Further enflaming the protestors’ rage is the Carrie Lam administration’s obstinacy to heed the people’s demands by refusing to dialogue or show any compromise. In the face of the mass protests that manifested the will of the people against the unpopular and unacceptable proposal, the Lam administration declared the bill “dead” but there has not been any move to fully withdraw the bill from future legislation.
Meanwhile, the central government, instead of seeking appropriate political solutions, is threatening troop deployment.
At a press conference Monday, July 29, the spokesperson of the State Council’s Hong Kong and Macau Affairs Office reportedly condemned the demonstrations for exceeding “the boundaries of acceptable protest” and warned about the “cost to the society” if Hong Kong is in “chaos”. The spokesperson dismissed civil disobedience as violence and breaking the law.
In reality the movement against the extradition law is democratic and involves a broad alliance of organizations with different levels of political awareness and readiness. Those not yet ready for street actions are mobilized to do various tasks, including auxiliary support for those marching such as first aid and logistics.
The current movement utilizes both online and offline organizing. There are hundreds of online chat groups discussing the burning issues of Hong Kong and planning the next public actions.
The extent of protest art is also noteworthy. “Lennon Walls” featuring thousands of Post-it notes documenting people’s anger and hope have sprung up all over town, allowing individual sentiments to be galvanized into common aspirations. Online and offline posters tackling various issues are proliferating.
While the core calls of the protest actions remain centered on the extradition law and police actions against protesters, some segments have also laid down basic issues of lack of jobs, lack of proper housing, the growing gap between the rich and the poor, low wage levels, long working hours, high cost of living and other economic concerns of the people in Hong Kong.
The ILPS supports the calls for the Hong Kong government to totally withdraw the extradition bill, release arrested protesters and desist from branding the legitimate protest of the people as “riots”.
All residents in Hong Kong must persist in their legitimate cause to respect the one country, two systems principle and stand guard against foreign powers, led by the USA, from riding on the issue to instigate the separation of Hong Kong from China. As well, they must also be conscious of rabble-rousers and infiltrators who attempt to sabotage the integrity of their cause.

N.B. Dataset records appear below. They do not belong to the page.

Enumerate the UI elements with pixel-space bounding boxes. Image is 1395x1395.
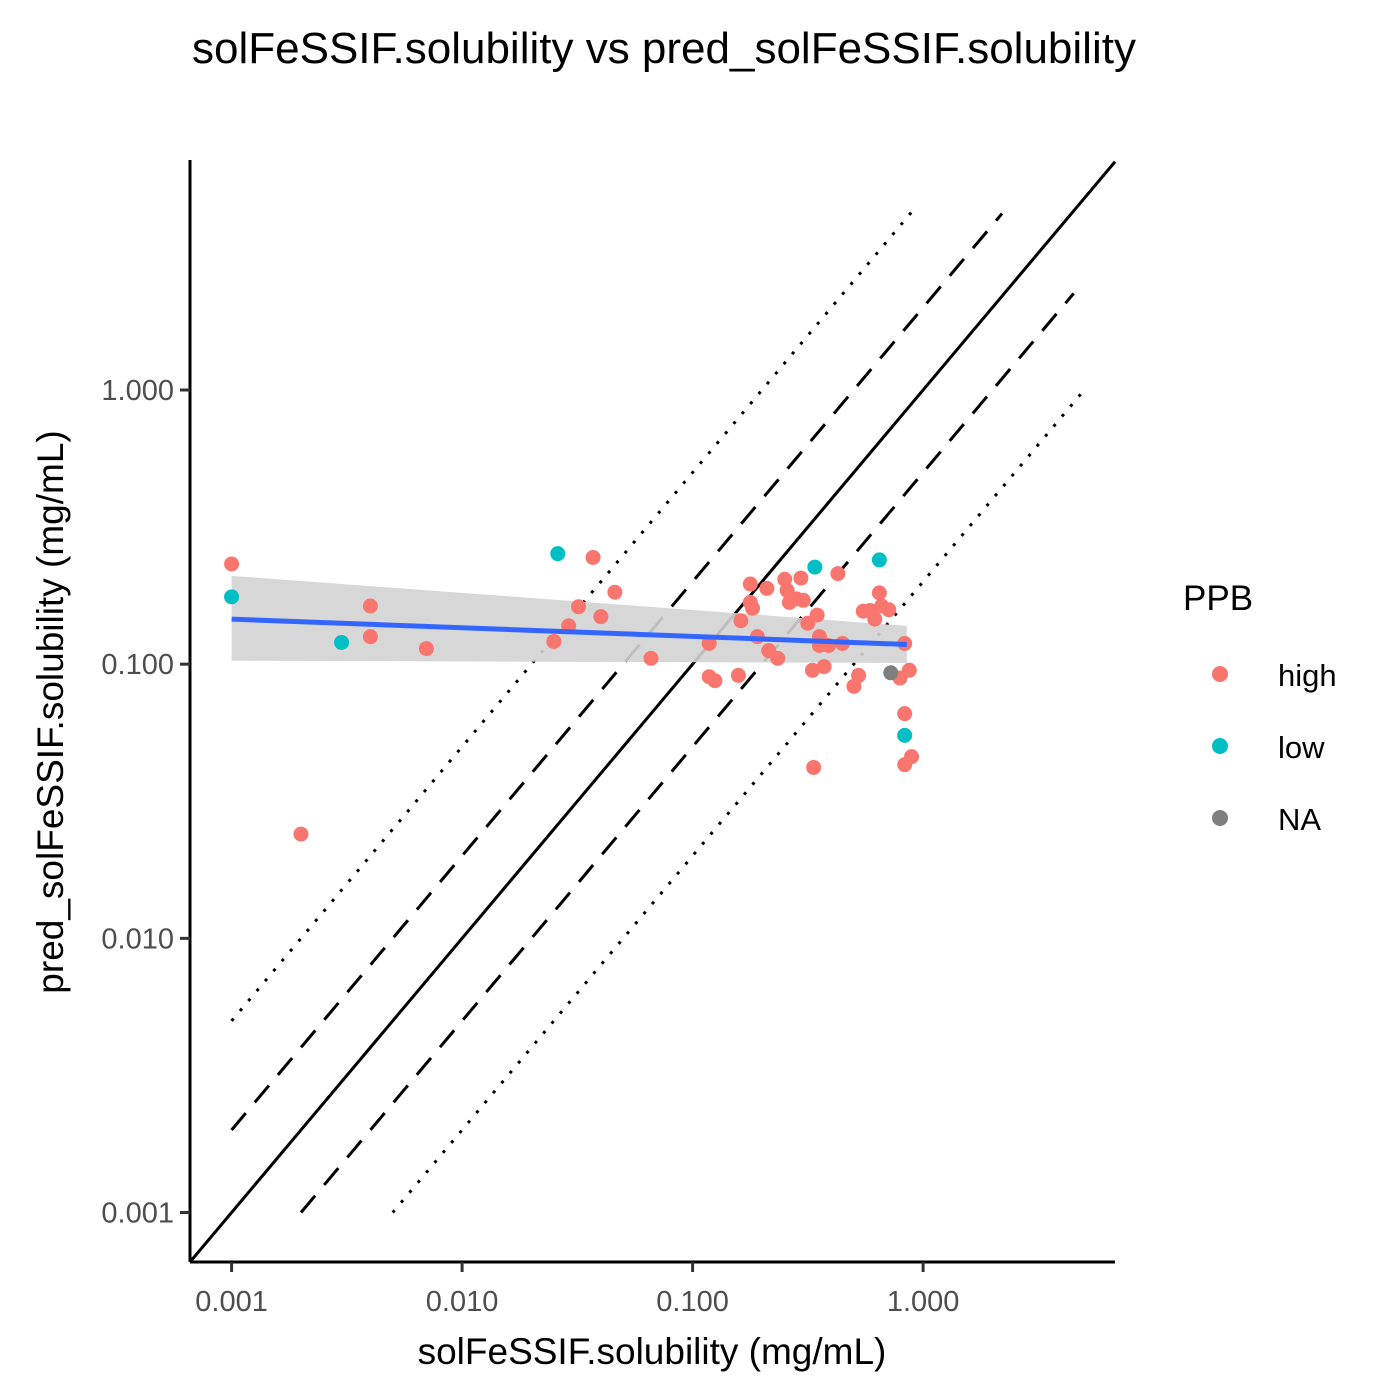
y-axis-title: pred_solFeSSIF.solubility (mg/mL) — [30, 430, 71, 993]
reference-line-dashed-1 — [230, 212, 1004, 1131]
legend-title: PPB — [1183, 579, 1253, 618]
smooth-trend-line — [231, 616, 907, 647]
x-tick-label-2: 0.100 — [656, 1286, 729, 1318]
data-point-high-29 — [795, 592, 811, 608]
data-point-high-53 — [904, 749, 920, 765]
data-point-high-2 — [362, 598, 378, 614]
data-point-high-23 — [770, 650, 786, 666]
data-point-low-1 — [334, 634, 350, 650]
data-point-high-38 — [830, 566, 846, 582]
data-point-high-28 — [793, 570, 809, 586]
data-point-low-3 — [807, 559, 823, 575]
data-point-high-4 — [418, 641, 434, 657]
data-point-high-17 — [742, 576, 758, 592]
data-point-low-4 — [871, 552, 887, 568]
data-point-high-15 — [730, 667, 746, 683]
data-point-high-32 — [806, 759, 822, 775]
legend-key-high — [1212, 666, 1228, 682]
data-point-high-9 — [593, 609, 609, 625]
data-point-high-10 — [607, 584, 623, 600]
reference-line-dashed-2 — [299, 292, 1075, 1214]
data-point-high-41 — [851, 667, 867, 683]
plot-area: 0.001 0.010 0.100 1.000 0.001 0.010 0.100 1.000 — [101, 160, 1117, 1318]
data-point-high-11 — [643, 650, 659, 666]
data-point-low-5 — [897, 727, 913, 743]
reference-line-dotted-4 — [391, 389, 1086, 1214]
x-tick-label-0: 0.001 — [195, 1286, 268, 1318]
legend-key-low — [1212, 738, 1228, 754]
data-point-low-0 — [224, 589, 240, 605]
data-point-high-14 — [707, 673, 723, 689]
data-point-high-45 — [871, 585, 887, 601]
data-point-high-3 — [362, 629, 378, 645]
data-point-high-31 — [804, 662, 820, 678]
x-tick-label-3: 1.000 — [887, 1286, 960, 1318]
data-point-high-1 — [293, 826, 309, 842]
y-tick-label-3: 1.000 — [101, 375, 174, 407]
legend-label-na: NA — [1278, 802, 1321, 837]
legend-label-low: low — [1278, 730, 1325, 765]
x-tick-label-1: 0.010 — [426, 1286, 499, 1318]
legend: PPB high low NA — [1183, 579, 1337, 837]
data-point-high-7 — [571, 599, 587, 615]
legend-entries: high low NA — [1212, 658, 1337, 837]
data-point-low-2 — [550, 546, 566, 562]
reference-line-dotted-3 — [230, 207, 916, 1022]
data-point-high-16 — [733, 613, 749, 629]
data-point-high-21 — [759, 580, 775, 596]
legend-key-na — [1212, 810, 1228, 826]
data-point-high-52 — [901, 662, 917, 678]
data-point-high-0 — [224, 556, 240, 572]
y-tick-label-1: 0.010 — [101, 923, 174, 955]
data-point-high-12 — [701, 635, 717, 651]
chart-title: solFeSSIF.solubility vs pred_solFeSSIF.s… — [192, 24, 1136, 73]
data-point-high-47 — [881, 602, 897, 618]
y-tick-label-0: 0.001 — [101, 1198, 174, 1230]
data-point-high-8 — [585, 549, 601, 565]
data-point-high-44 — [867, 611, 883, 627]
data-point-na-0 — [883, 665, 899, 681]
y-tick-label-2: 0.100 — [101, 649, 174, 681]
x-axis-title: solFeSSIF.solubility (mg/mL) — [418, 1331, 887, 1372]
data-point-high-36 — [816, 659, 832, 675]
legend-label-high: high — [1278, 658, 1337, 693]
reference-line-solid-0 — [188, 160, 1117, 1263]
data-point-high-19 — [745, 600, 761, 616]
data-point-high-50 — [897, 706, 913, 722]
data-point-high-33 — [809, 607, 825, 623]
data-point-high-5 — [546, 633, 562, 649]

We look forward to the strengthening and growing political clarity of solid mass organizations of the people in Hong Kong in order to broaden the struggle against all attacks on political, civil, social and economic rights.
Add Oil!* Get organized!
Resist state repression!
Defend democratic rights in Hong Kong!
*Add oil (Chinese: 加油; pinyin: jiā yóu; Jyutping: gaa1 jau4) is a Hong Kong English expression used as an encouragement and support to a person. Originated in Hong Kong, the phrase is commonly used by Chinese speakers in both English and Chinese. The phrase is the result of Chinglish, and is often described as “the hardest to translate well”. Add oil can be roughly translated as “Go for it”.